If you subscribe to my colleague’s (Leah Tuckman) blog, you may have seen her post on developing a math mindset. In fact this whole idea of mindset has become a huge hot topic with the start of school lingering. So I felt as though I would jump on the bandwagon this week with my own spin on the importance of this issue.
This week as many educators are preparing their classrooms, planning their curriculum, or meeting their students, I am reminded of the opportunity to develop and foster a growth mindset in the classroom. This idea comes out of Carol Dweck’s book, Mindset: The New Psychology of Success. Dweck’s research found that the majority of people exhibit either a fixed or growth mindset. The graphic below compares the two types of individuals. A person with a fixed mindset believes that “they are the way they are”. It does not mean they cannot achieve and perform well, but when faced with challenges they tend to step back, sticking with what they know, rather than risk potential failure. On the opposite end, those with a growth mindset believe that intelligence can be developed, since the brain is like a muscle, and that can be trained. In order to do so, they challenge and push their thinking past a comfortable place, reflect on feedback in order to improve and stretch their brain further originally thought.

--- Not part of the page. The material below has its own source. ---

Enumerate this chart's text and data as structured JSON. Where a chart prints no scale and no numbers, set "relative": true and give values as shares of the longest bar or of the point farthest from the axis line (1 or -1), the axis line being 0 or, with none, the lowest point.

So how can we promote and introduce this idea within the classroom? What distinguishes a person with a growth mindset over a fixed mindset? I think one way to inspire and show students what a growth mindset encompasses would be to introduce them to apricot farmer Chris. Hopefully, like me, you will be inspired by his story. In terms of mindset, Chris is a prime example of someone who embraces challenges and persists in the face of setbacks. The prominence of the growth mindset surrounds him, for example when Chris asked his father, “What did you do differently with me than you would have any other kid?” his father answered, “Nothing”. How easy would it have been to step back in the face of challenges? Rather, Chris’ can do and will do attitude is an inspiration to us all.
When I was in the classroom, I strove to use picture books (no matter the age) to additionally support these bigger ideas. One book which promotes and explains growth mindset is Your Fantastic Elastic Brain, by JoAnn Deak, PhD. What I love about this book is that it talks about different kinds of learners, encourages making mistakes and challenges students to embrace hardships in learning. By doing this, it stretches our brains, ultimately increasing our confidence and knowledge.

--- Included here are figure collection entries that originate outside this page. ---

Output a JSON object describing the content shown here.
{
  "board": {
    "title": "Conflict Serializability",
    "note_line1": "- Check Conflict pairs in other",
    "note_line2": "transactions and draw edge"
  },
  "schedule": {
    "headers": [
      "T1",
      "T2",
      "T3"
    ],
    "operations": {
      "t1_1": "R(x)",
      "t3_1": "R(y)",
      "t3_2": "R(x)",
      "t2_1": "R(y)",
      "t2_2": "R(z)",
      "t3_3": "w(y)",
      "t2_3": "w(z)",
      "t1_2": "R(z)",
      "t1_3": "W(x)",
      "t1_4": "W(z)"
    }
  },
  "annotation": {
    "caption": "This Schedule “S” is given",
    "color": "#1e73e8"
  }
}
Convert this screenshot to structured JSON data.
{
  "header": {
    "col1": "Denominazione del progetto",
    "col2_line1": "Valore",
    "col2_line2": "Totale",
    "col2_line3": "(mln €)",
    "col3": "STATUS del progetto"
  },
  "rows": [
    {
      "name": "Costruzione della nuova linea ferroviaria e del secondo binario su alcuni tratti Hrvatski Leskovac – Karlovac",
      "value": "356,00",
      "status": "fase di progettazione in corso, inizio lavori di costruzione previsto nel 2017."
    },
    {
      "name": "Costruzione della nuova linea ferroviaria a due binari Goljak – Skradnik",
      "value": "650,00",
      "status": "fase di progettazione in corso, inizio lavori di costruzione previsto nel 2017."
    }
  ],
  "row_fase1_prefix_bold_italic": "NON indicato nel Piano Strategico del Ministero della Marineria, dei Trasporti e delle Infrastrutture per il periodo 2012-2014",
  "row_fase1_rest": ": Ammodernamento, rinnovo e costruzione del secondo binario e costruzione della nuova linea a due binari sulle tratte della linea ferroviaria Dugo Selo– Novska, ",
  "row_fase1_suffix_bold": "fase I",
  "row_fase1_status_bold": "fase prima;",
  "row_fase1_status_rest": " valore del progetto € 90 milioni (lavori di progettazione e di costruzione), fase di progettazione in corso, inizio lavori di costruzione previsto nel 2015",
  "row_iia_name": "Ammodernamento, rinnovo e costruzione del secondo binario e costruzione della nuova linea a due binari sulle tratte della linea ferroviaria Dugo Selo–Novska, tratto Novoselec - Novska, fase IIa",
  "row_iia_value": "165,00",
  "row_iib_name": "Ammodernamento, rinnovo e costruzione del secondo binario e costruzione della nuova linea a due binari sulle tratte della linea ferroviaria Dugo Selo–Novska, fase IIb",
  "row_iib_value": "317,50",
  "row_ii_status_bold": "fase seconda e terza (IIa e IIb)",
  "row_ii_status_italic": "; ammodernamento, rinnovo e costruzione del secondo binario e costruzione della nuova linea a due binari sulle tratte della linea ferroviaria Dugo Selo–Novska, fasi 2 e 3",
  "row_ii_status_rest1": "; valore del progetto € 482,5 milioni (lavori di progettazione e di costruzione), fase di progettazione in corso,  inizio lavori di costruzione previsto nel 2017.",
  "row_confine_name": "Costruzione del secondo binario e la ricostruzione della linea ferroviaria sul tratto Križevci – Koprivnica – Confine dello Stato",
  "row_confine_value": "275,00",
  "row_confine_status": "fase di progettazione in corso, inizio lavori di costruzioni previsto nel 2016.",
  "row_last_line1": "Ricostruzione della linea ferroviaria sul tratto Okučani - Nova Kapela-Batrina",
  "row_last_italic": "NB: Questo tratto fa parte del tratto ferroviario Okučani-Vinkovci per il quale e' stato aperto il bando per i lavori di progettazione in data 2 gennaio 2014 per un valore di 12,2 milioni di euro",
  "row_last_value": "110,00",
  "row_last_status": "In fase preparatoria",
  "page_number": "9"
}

Finally, Teach like a Champion author Doug Lemov’s “No Opt Out” strategy is one way teachers can develop and cultivate a growth mindset in the classroom. In actually, his entire book promotes the growth mindset, however this strategy stuck out to me as being an expectation teachers can present day one to their students. According to this strategy, students who fall back on the common response, “I don’t know” cannot opt out of answering a question. Rather, his approach offers four formats which begins with a student unable to answer the question and ends with that student giving the correct answer. This offers the “I don’t know” student the opportunity “to know” and gain confidence in the meantime. Some teachers have taken this strategy and made it their own. Lemov recently blogged about one teacher’s success in using and modifying the “No Opt Out” strategy in their classroom. Check out his post to learn more.
With the school year approaching, educators are in a unique position to establish expectations from the start. Why not use the ideas and research of Carol Dweck to establish and cultivate your students as growth mindset focused? It is yet another way we can continue to promote success for our students.